Audio By Carbonatix
Nearly two weeks after India began hitting global record highs with the number of daily coronavirus infections, hospitals are still suffering from an acute shortage of oxygen supplies.
The capital's authorities have asked for the army to be brought in to help set up and run coronavirus health facilities in New Delhi.
Our Sky News team spent the day in a New Delhi hospital and found the doctors in a continuous desperate search for supplies - despite the central government urging its citizens not to panic and insisting it was sorting out the oxygen shortage.

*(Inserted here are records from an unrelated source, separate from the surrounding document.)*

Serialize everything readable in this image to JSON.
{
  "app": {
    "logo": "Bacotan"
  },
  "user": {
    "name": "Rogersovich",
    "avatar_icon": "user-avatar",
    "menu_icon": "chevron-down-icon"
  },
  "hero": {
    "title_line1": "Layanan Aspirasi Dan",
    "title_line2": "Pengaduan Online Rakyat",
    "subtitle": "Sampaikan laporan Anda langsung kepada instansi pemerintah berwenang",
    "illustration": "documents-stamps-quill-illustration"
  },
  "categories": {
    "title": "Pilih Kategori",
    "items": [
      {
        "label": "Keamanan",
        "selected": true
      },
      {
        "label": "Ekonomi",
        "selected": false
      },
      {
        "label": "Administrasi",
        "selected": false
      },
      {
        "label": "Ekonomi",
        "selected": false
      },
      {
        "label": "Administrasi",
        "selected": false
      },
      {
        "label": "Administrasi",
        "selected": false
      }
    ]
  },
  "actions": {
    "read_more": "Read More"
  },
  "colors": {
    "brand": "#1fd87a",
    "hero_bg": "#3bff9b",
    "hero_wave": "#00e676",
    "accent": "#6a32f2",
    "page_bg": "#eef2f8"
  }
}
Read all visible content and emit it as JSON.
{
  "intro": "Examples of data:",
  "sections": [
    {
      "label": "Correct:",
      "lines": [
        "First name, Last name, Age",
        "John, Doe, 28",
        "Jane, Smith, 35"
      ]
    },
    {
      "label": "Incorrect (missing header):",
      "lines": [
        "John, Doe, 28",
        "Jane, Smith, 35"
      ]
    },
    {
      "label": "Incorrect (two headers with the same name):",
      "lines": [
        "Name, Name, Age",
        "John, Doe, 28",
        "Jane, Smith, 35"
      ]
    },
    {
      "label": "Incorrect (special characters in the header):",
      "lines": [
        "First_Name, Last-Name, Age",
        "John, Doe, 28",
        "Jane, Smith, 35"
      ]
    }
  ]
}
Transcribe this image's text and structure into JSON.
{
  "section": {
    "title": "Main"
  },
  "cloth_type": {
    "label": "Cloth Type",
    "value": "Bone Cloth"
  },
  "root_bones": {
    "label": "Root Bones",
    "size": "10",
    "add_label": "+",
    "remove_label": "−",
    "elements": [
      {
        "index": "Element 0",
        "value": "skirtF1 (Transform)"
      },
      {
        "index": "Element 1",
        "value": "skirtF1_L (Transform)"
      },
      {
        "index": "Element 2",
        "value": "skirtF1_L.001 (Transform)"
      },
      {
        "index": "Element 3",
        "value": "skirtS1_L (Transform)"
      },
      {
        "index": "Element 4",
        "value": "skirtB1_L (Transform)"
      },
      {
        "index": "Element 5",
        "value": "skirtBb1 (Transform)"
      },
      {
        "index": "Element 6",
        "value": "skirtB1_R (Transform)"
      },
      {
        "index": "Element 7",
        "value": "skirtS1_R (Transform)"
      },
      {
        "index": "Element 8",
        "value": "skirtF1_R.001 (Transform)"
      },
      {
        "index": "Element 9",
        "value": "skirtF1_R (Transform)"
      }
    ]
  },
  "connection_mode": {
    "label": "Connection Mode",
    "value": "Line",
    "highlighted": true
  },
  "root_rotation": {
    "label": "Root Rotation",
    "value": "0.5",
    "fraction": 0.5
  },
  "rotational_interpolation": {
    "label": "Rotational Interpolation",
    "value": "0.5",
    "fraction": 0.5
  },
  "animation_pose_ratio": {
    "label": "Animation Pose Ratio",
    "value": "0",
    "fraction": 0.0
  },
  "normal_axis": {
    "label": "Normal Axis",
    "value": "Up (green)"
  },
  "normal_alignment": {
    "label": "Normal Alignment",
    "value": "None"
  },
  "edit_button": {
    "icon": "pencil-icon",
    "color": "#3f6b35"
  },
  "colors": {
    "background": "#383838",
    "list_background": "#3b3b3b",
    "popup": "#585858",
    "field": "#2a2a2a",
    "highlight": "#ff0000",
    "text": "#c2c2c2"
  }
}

The head of the hospital told us the crisis should be treated like a major national disaster - "like an earthquake or something" - and a huge international effort should get under way with doctors, nurses, medicines and ventilators sent out to India immediately.
"This is a national disaster," Dr Sumit Ray told us. "It's not just oxygen we need. We need ventilators, doctors, nurses, beds, medicines… everything you can imagine in a national disaster."
An international aid effort has swung into action but so far there's little evidence of it making much difference on the ground where a devastating wave of coronavirus cases is still rampaging through the world's second most populous country.
And the head of the biggest vaccine manufacturer, Adar Poonawallar from the Serum Institute of India, said it was not possible to ramp up production overnight as many vaccination centres throughout the country said they had run out of stock or halted their programmes.
We found an incredibly packed intensive care unit at the Holy Family hospital in New Delhi with every available space taken up with patients.
The hospital's emergency department too was full to bursting with patients lined up on chairs attached to oxygen cylinders because there weren't even any spare gurneys for them to rest on.
Outside there was a constant stream of ambulances and vehicles bringing sick people to the department entrance.

The entire time we were with Dr Ray, who is head of the intensive care unit as well as the hospital, he was engaged in constant telephone calls urging staff to put out SOS distress calls for more oxygen supplies and trying to track down suppliers.
"The pressure is dropping," he could be heard repeatedly saying down the phone line. "It's a constant battle," he told us as he returned to pressing numbers rapidly into his handset.
As I listened to a range of doctors ringing into a television news programme, they were lining up to make the same warnings: "This is a disaster." "We cannot cope." "No country could cope with these overwhelming numbers." "We need ventilators, medicines, beds, staff."
It goes on and on.
"It's like a never-ending national nightmare," said another.

The trajectory of the disease is such that the medics believe the next two weeks are likely to get even worse with more of a stress on the country's health services as people get sicker and turn to the hospitals for help.
Dr Ray said: "In spite of our best efforts people will die but we can save many more… we can save many, many more… we know there are patients, that if we were not overwhelmed, two-thirds of them we could have saved… if the system is overwhelmed, nobody can do it.
"If you don't have a ventilator for a patient who needs a ventilator, how will you save them?"